Grove’s attorney, Amanda Spies, asked the judge to place Grove in a lockdown treatment facility, saying he couldn’t function in prison because of his low intelligence and his depression and anxiety.
“He does not need to be placed in prison. Because of his IQ, he cannot function there. It is like throwing a raw steak into a cage of hungry wolves."
Judge Thomakos said that was an unreasonable request because the charges he was convicted on carry mandatory prison terms. She told Grove she was glad he turned his life around, but he should have done it sooner.
"You’ve had so many opportunities to stop and if you had stopped before June 24th of 2017, none of us would be here, one of us would be here on this earth."
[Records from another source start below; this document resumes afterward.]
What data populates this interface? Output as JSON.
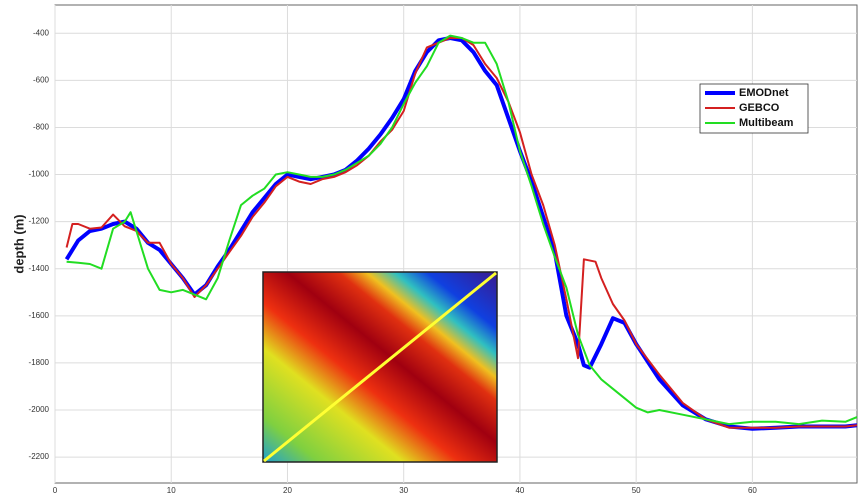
{
  "chart_data": {
    "type": "line",
    "y_label": "depth (m)",
    "xlim": [
      0,
      69
    ],
    "xticks": [
      0,
      10,
      20,
      30,
      40,
      50,
      60
    ],
    "ylim": [
      -2310,
      -280
    ],
    "yticks": [
      -2200,
      -2000,
      -1800,
      -1600,
      -1400,
      -1200,
      -1000,
      -800,
      -600,
      -400
    ],
    "grid": true,
    "legend": "upper right",
    "series": [
      {
        "name": "EMODnet",
        "color": "#0000ff",
        "width": 4,
        "x": [
          1,
          2,
          3,
          4,
          5,
          6,
          7,
          8,
          9,
          10,
          11,
          12,
          13,
          14,
          15,
          16,
          17,
          18,
          19,
          20,
          21,
          22,
          23,
          24,
          25,
          26,
          27,
          28,
          29,
          30,
          31,
          32,
          33,
          34,
          35,
          36,
          37,
          38,
          39,
          40,
          41,
          42,
          43,
          44,
          45,
          45.5,
          46,
          47,
          48,
          49,
          50,
          52,
          54,
          56,
          58,
          60,
          62,
          64,
          66,
          68,
          69
        ],
        "values": [
          -1360,
          -1280,
          -1240,
          -1230,
          -1210,
          -1200,
          -1230,
          -1290,
          -1320,
          -1380,
          -1440,
          -1510,
          -1470,
          -1390,
          -1320,
          -1240,
          -1160,
          -1100,
          -1040,
          -1000,
          -1010,
          -1020,
          -1010,
          -1000,
          -980,
          -940,
          -890,
          -830,
          -760,
          -680,
          -560,
          -480,
          -430,
          -420,
          -430,
          -480,
          -560,
          -620,
          -760,
          -900,
          -1030,
          -1180,
          -1330,
          -1600,
          -1720,
          -1810,
          -1820,
          -1720,
          -1610,
          -1630,
          -1720,
          -1870,
          -1980,
          -2040,
          -2070,
          -2080,
          -2075,
          -2070,
          -2070,
          -2070,
          -2065
        ]
      },
      {
        "name": "GEBCO",
        "color": "#d42020",
        "width": 2,
        "x": [
          1,
          1.5,
          2,
          3,
          4,
          5,
          6,
          7,
          8,
          9,
          10,
          11,
          12,
          13,
          14,
          15,
          16,
          17,
          18,
          19,
          20,
          21,
          22,
          23,
          24,
          25,
          26,
          27,
          28,
          29,
          30,
          31,
          32,
          33,
          34,
          35,
          36,
          37,
          38,
          39,
          40,
          41,
          42,
          43,
          44,
          45,
          45.5,
          46.5,
          47,
          48,
          49,
          50,
          52,
          54,
          56,
          58,
          60,
          62,
          64,
          66,
          68,
          69
        ],
        "values": [
          -1310,
          -1210,
          -1210,
          -1230,
          -1225,
          -1170,
          -1220,
          -1240,
          -1290,
          -1290,
          -1380,
          -1440,
          -1520,
          -1470,
          -1400,
          -1330,
          -1260,
          -1180,
          -1120,
          -1050,
          -1010,
          -1030,
          -1040,
          -1020,
          -1010,
          -990,
          -960,
          -920,
          -860,
          -810,
          -730,
          -570,
          -460,
          -440,
          -420,
          -420,
          -450,
          -530,
          -590,
          -690,
          -820,
          -1000,
          -1130,
          -1300,
          -1530,
          -1780,
          -1360,
          -1370,
          -1440,
          -1550,
          -1620,
          -1720,
          -1850,
          -1970,
          -2040,
          -2075,
          -2075,
          -2075,
          -2070,
          -2070,
          -2070,
          -2065
        ]
      },
      {
        "name": "Multibeam",
        "color": "#22dd22",
        "width": 2,
        "x": [
          1,
          2,
          3,
          4,
          5,
          6,
          6.5,
          7,
          8,
          9,
          10,
          11,
          12,
          13,
          14,
          15,
          16,
          17,
          18,
          19,
          20,
          21,
          22,
          23,
          24,
          25,
          26,
          27,
          28,
          29,
          30,
          31,
          32,
          33,
          34,
          35,
          36,
          37,
          38,
          39,
          40,
          41,
          42,
          43,
          44,
          45,
          46,
          47,
          48,
          49,
          50,
          51,
          52,
          54,
          56,
          58,
          60,
          62,
          64,
          66,
          68,
          69
        ],
        "values": [
          -1370,
          -1375,
          -1380,
          -1400,
          -1230,
          -1200,
          -1160,
          -1240,
          -1400,
          -1490,
          -1500,
          -1490,
          -1510,
          -1530,
          -1440,
          -1280,
          -1130,
          -1090,
          -1060,
          -1000,
          -990,
          -1000,
          -1010,
          -1010,
          -1000,
          -980,
          -950,
          -920,
          -870,
          -800,
          -700,
          -610,
          -540,
          -440,
          -410,
          -420,
          -440,
          -440,
          -530,
          -690,
          -900,
          -1050,
          -1210,
          -1350,
          -1480,
          -1680,
          -1810,
          -1870,
          -1910,
          -1950,
          -1990,
          -2010,
          -2000,
          -2020,
          -2040,
          -2060,
          -2050,
          -2050,
          -2060,
          -2045,
          -2050,
          -2030
        ]
      }
    ]
  }
}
Thomakos imposed the same 18-year maximum sentence last year after Grove pled guilty for his role in the accident. An appeals court later overturned his conviction because the judge failed to inform Grove that the vehicular homicide charge carried a mandatory minimum sentence. Thomakos apologized at sentencing for making the error that reopened Grove's case.
"I first want to acknowledge to all of you who have had to live through this again that I know that you’ve been hurt by my mistake as well, and I feel very bad about that, and I’m very sorry."
Grove is ineligible for early release, and his sentence also includes a mandatory three years of post-release control and his driver’s license being revoked for life.